Leon Panetta, reported to be President-elect Obama's pick to head the Central Intelligence Agency, has little hands-on intelligence experience – a reality that may make it hard for him to win the trust of operatives inside an agency known to be unwelcoming to outsiders.
But despite concerns that Mr. Panetta's résumé – ex-congressman from California, budget guru of the Clinton White House, and former Clinton chief of staff – does not qualify him to lead America's most prominent intelligence agency, some analysts say what the CIA needs most is a leader who can represent the agency's interests to the president.
Some spies, they point out, have made poor spymasters.
One former spy who recently headed the agency, Porter Goss, left under a cloud in 2006, amid plummeting morale and dissension in the ranks over Mr. Goss's efforts to reform the CIA.
"Being one of them isn't good enough," says a former CIA analyst. "Goss was basically one of them, but the agency hated him because he tried to tell the bureaucracy what to do."
In a less surprising move, Obama is also likely to tap Dennis Blair, a retired four-star admiral, as director of national intelligence, overseeing the CIA and more than a dozen other federal spy agencies.
If approved by the Senate, Mr. Blair would take up the post under pressure to reform the intelligence community, which faces enduring criticism for failures to foresee the 9/11 attacks and for mistakes ahead of the US invasion of Iraq in 2003.
Even top Democratic lawmakers said they were caught off guard by reports of Panetta's posting. "My position has consistently been that I believe the agency is best served by having an intelligence professional in charge at this time," said Sen. Dianne Feinstein, (D) of California, who will head the Senate Intelligence Committee.
The choice of Panetta may reflect the difficulty Obama faced in picking a CIA chief who is experienced but untainted by the controversial intelligence policies of the Bush administration. Veteran intelligence official John Brennan withdrew his name from consideration in November, citing opposition from human rights groups who argued he supported torture techniques such as waterboarding.

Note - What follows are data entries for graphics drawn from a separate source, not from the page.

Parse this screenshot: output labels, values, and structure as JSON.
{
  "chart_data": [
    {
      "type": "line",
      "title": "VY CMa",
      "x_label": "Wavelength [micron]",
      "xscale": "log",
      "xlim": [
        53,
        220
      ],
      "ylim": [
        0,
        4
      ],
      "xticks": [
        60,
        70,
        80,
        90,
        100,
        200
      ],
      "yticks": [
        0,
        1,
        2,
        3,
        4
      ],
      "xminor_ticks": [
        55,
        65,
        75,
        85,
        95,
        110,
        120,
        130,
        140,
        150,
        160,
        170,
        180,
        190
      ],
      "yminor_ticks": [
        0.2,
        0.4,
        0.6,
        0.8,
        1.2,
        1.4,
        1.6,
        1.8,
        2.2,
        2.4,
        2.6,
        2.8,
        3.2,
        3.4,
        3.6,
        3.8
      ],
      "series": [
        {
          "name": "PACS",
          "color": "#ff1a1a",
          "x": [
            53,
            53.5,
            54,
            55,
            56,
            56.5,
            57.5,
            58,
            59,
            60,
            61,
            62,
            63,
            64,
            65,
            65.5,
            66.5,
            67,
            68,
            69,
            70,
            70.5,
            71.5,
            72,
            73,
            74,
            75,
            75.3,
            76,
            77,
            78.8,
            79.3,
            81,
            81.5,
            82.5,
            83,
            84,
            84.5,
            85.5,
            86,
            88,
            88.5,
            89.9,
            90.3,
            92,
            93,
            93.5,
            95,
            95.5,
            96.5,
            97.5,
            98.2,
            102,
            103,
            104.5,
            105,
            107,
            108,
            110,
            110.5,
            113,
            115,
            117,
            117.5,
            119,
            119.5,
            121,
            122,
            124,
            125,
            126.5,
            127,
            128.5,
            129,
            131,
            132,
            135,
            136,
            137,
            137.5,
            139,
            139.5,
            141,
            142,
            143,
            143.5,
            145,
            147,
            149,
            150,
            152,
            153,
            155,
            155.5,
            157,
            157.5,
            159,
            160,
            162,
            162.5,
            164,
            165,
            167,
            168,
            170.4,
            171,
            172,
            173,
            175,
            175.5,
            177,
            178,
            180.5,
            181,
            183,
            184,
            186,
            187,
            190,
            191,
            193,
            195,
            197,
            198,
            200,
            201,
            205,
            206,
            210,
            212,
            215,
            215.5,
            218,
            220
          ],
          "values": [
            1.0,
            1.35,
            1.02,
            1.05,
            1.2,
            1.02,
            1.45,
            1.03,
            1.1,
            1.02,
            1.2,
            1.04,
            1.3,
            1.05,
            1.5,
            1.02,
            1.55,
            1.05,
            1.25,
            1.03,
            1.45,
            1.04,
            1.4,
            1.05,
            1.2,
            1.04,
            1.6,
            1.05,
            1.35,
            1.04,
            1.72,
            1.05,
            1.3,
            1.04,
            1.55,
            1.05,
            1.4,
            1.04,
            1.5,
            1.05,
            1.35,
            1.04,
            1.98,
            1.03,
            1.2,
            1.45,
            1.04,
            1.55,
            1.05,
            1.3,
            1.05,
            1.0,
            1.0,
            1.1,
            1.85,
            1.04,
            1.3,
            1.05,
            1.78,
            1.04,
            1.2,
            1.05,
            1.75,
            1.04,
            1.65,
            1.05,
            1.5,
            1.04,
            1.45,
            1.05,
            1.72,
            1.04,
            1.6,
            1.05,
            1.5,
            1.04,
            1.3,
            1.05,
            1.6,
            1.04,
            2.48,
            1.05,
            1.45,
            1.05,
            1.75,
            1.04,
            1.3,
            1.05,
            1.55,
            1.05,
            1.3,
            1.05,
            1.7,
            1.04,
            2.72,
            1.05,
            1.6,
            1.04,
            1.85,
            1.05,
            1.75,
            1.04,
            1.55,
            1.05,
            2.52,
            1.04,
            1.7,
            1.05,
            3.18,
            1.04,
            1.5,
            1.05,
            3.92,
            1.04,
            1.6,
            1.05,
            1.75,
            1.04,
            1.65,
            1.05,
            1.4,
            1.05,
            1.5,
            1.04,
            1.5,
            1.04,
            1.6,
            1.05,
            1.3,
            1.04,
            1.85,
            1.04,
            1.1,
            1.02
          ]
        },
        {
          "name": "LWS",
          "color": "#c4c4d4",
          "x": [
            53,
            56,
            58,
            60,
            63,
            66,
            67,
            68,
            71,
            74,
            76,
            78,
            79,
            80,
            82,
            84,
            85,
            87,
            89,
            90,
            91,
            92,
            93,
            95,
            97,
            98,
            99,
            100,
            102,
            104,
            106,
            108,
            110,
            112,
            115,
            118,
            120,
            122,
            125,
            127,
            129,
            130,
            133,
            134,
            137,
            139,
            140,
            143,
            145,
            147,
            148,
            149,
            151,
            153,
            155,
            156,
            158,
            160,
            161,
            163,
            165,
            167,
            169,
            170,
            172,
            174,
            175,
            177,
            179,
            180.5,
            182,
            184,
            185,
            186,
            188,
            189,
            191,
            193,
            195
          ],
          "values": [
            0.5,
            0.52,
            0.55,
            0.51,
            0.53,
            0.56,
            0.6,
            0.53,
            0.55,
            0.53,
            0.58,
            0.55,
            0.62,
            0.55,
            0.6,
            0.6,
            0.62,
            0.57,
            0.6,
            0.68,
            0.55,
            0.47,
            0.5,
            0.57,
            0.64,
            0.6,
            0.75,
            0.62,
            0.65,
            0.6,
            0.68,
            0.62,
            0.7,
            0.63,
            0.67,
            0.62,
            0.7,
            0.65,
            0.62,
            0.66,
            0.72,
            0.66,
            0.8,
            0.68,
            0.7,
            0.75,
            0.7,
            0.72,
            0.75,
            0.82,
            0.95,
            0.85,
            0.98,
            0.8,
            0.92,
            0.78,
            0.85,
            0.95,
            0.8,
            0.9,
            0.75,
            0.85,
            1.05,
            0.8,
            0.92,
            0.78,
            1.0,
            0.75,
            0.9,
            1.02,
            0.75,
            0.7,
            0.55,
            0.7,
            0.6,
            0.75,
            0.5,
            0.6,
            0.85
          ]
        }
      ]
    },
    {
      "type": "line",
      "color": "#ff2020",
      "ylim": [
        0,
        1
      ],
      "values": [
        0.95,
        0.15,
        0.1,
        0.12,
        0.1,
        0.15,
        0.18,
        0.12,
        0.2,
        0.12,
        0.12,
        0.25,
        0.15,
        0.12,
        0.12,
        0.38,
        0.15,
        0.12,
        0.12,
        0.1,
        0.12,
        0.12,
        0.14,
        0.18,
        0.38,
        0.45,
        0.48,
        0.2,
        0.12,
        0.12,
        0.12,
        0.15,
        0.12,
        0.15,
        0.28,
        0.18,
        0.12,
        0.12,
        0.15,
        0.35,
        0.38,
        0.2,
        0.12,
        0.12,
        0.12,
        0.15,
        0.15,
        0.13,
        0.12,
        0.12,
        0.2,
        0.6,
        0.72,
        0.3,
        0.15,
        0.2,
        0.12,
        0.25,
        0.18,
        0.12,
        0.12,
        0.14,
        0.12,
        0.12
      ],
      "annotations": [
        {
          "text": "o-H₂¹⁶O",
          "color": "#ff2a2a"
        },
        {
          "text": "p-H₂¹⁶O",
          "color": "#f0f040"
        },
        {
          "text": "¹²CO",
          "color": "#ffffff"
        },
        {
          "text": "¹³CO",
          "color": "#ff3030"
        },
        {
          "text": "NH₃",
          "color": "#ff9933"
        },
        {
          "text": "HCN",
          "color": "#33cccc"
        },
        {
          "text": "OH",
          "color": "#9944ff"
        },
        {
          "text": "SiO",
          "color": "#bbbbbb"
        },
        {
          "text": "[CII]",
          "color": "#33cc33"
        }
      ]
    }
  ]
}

As Clinton's chief of staff, Panetta had a reputation for being a disciplined gatekeeper who kept the sometimes impetuous president and his staff in line. He is "not a shrinking violet," says William Galston, a former White House official.
Panetta is a "team builder" who may lack intelligence experience but whose managerial skills may be more valuable, said Dell Dailey, coordinator for counterterrorism at the State Department Tuesday.
Blair will take over from Mike McConnell, who has tried to hammer out a plan for intelligence reform since he took the job in 2007 but leaves much work to be done.
Blair headed US Pacific Command in the Clinton years and was a former associate director of military support for CIA. He was a likely candidate for chairman of the Joint Chiefs of Staff but Donald Rumsfeld, the Defense secretary at the time, didn't pick him, reportedly because he thought he was too independent-minded.
"Blair brings organization, focus, impeccable integrity and a willingness to speak truth to power," says one retired senior officer. He added, however, that he's not sure Blair has the personality or charisma needed for team-building.